Chris Brickley The Inner Circle: Graham Gavin's Glasgow in the 90s

28th November 2022

Format Info

signed by Graham


Join us at Mono on 26th November for the launch of Inner Circle: Graham Gavin’s Glasgow in the 90s, a new publication from Chris Brickley. With special guests Ganger, Lugworm, J. Mellis Hairweave Quartet, Subliminal Girls + Salty Cellar DJ’s Annie and Marc. 8pm doors, no ticket required!

The Inner Circle is an introduction to the work of talented photographer Graham Gavin. This joyous selection of images reveals tight-knit and interlinked circles of young creatives in the distant Glasgow of the 1990s. A world of dole queue courses and signing-on, dog-eared flats and elegant terraces. A world of bands and line-ups and pulsating, energised music venues. Artists, photographers, DJs, industry fixers. A world of cafes, alleyways and parks. Of subway and markets, of posing and watching. A way of ‘being’ that we’ll all recognise, and wish for a moment that we’d been there. Perhaps you were. The photographs in this book are fresh, natural, life-affirming, warm. Everything that’s best in the city.

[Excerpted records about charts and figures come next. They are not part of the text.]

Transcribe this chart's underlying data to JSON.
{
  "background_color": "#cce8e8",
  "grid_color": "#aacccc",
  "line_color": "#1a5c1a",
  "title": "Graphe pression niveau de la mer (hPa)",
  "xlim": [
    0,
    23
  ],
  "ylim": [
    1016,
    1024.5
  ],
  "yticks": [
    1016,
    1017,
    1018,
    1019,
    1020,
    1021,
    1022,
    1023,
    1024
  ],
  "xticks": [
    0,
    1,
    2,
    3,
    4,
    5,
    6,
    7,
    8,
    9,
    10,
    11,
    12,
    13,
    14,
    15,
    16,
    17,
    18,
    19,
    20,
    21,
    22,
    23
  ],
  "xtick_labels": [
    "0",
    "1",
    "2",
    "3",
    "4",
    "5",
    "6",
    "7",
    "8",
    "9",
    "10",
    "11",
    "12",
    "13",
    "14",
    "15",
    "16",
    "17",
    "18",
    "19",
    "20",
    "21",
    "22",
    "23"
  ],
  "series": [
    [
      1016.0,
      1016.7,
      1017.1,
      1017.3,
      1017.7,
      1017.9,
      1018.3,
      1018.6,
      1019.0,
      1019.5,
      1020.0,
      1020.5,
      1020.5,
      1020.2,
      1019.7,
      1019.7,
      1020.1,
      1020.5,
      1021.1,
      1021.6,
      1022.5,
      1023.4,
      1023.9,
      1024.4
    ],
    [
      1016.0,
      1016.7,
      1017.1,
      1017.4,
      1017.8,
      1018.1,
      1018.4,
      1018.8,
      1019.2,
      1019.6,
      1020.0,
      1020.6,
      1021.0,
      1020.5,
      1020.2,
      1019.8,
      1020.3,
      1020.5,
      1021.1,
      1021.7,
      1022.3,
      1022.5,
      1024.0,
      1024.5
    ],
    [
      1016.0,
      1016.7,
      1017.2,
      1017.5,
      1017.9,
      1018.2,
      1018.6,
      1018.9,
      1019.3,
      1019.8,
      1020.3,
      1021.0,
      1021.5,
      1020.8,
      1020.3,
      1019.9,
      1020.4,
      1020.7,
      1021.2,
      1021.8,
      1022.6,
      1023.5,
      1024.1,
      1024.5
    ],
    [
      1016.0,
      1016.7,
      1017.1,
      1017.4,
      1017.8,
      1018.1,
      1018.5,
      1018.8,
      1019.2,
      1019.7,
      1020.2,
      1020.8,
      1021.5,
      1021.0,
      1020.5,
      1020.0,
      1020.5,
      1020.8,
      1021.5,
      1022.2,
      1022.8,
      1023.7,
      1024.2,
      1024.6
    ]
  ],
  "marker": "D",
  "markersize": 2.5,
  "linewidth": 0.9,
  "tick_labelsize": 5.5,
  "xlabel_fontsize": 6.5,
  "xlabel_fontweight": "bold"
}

With a poignant introduction by Alex Kapranos (Franz Ferdinand), and written contributions from John McKeown, Alan Dimmick, Jane Egypt, Marc Baines, Sci-Fi Steven and P6Featured artists include Lungleg, Yummy Fur, Bis, Dog Faced Hermans, Dawson and more, as well as PJ Harvey, Bikini Kill and Stereolab.

Graham was born in Glasgow in 1970 and was swiftly moved to a concrete replica of Bill Forsyth’s Gregory’s Girl. Graham’s obsessive consumption of music saw him gravitate towards a group of likeminded individuals from school who were happy to scrimp and save their school dinner money in order to attend legendary gigs held at Glasgow’s Splash One Happening night. Under the influence of this group of friends (who were now operating as the Beefheart-inspired noise merchants Stretcheads) Graham set out to emulate his likeminded brethren by forming various bands throughout the ‘90s, including Ganger, Lugworm and Subliminal Girls. The latter of these was formed in the very early ‘90s with John McKeown of The Yummy Fur, who met Graham spinning records with future Lungleg guitarist Annie Spandex at the now flattened Rooftops Nightclub on Sauchiehall Street. McKeown’s entourage allowed for new friendships of bands and bonds to be formed, many of which have stood the test of time.

Around this period, Graham picked up a camera and set about capturing his inner circle of pals, the majority of whom were involved in music in Glasgow in some shape or form. Using his Glaswegian terrain as a studio, Graham documented his friends’ glorious faces, clothing and swagger in a decade-long series of evolving moments. He also looked beyond this close group of individuals and considered the changes that Glasgow was undergoing throughout its main thoroughfares. Shops and cafes that once operated as bustling hubs were now beginning to slide into economic and unfashionable blackholes and their limited time left on many a main drag was recorded by Graham’s inquisitive lens. Thankfully, cafes such as Jaconelli’s on Maryhill Rd still stand the test of time, but the majority have disappeared and now only operate as a vague memory.

During the mid-‘90s, Graham’s talents with a camera were frequently being commissioned by his friends when photographs were required for their independent record releases and publicity purposes. Humour and a sense of warmth often shine through his black-and-white images and gave the viewer a sense of fun and adventure of the moment the image was snapped.

Running parallel with taking photographs, Graham frequently ran successful club nights spinning Jazz and Soul and all those other sundries at celebrated venues throughout Glasgow such as The 13th Note club and cafe as well as The R.A.F.A. Club in the west of the city. His playing and passion for music allowed him to share stages throughout the ‘90s with groups such as Stereolab, Broadcast and Trans Am. Closer to home, he often played on bills with Vesuvius Records artistes, including The Yummy Fur and Lungleg, as well as The Pastels, Long Fin Killie and El Hombre Trajeado. Stints of playing with Half Japanese frontman Jad Fair led to a blossoming musical relationship with improvisor Caroline Kraabel, and stages have also been shared with prolific figures such as Charles Hayward of This Heat and Mike Watt of The Minutemen.

Leaving photography behind in the ‘00s, Graham decided to get academic, take life a little more seriously, and swap the film of photography for that of Film Studies at university.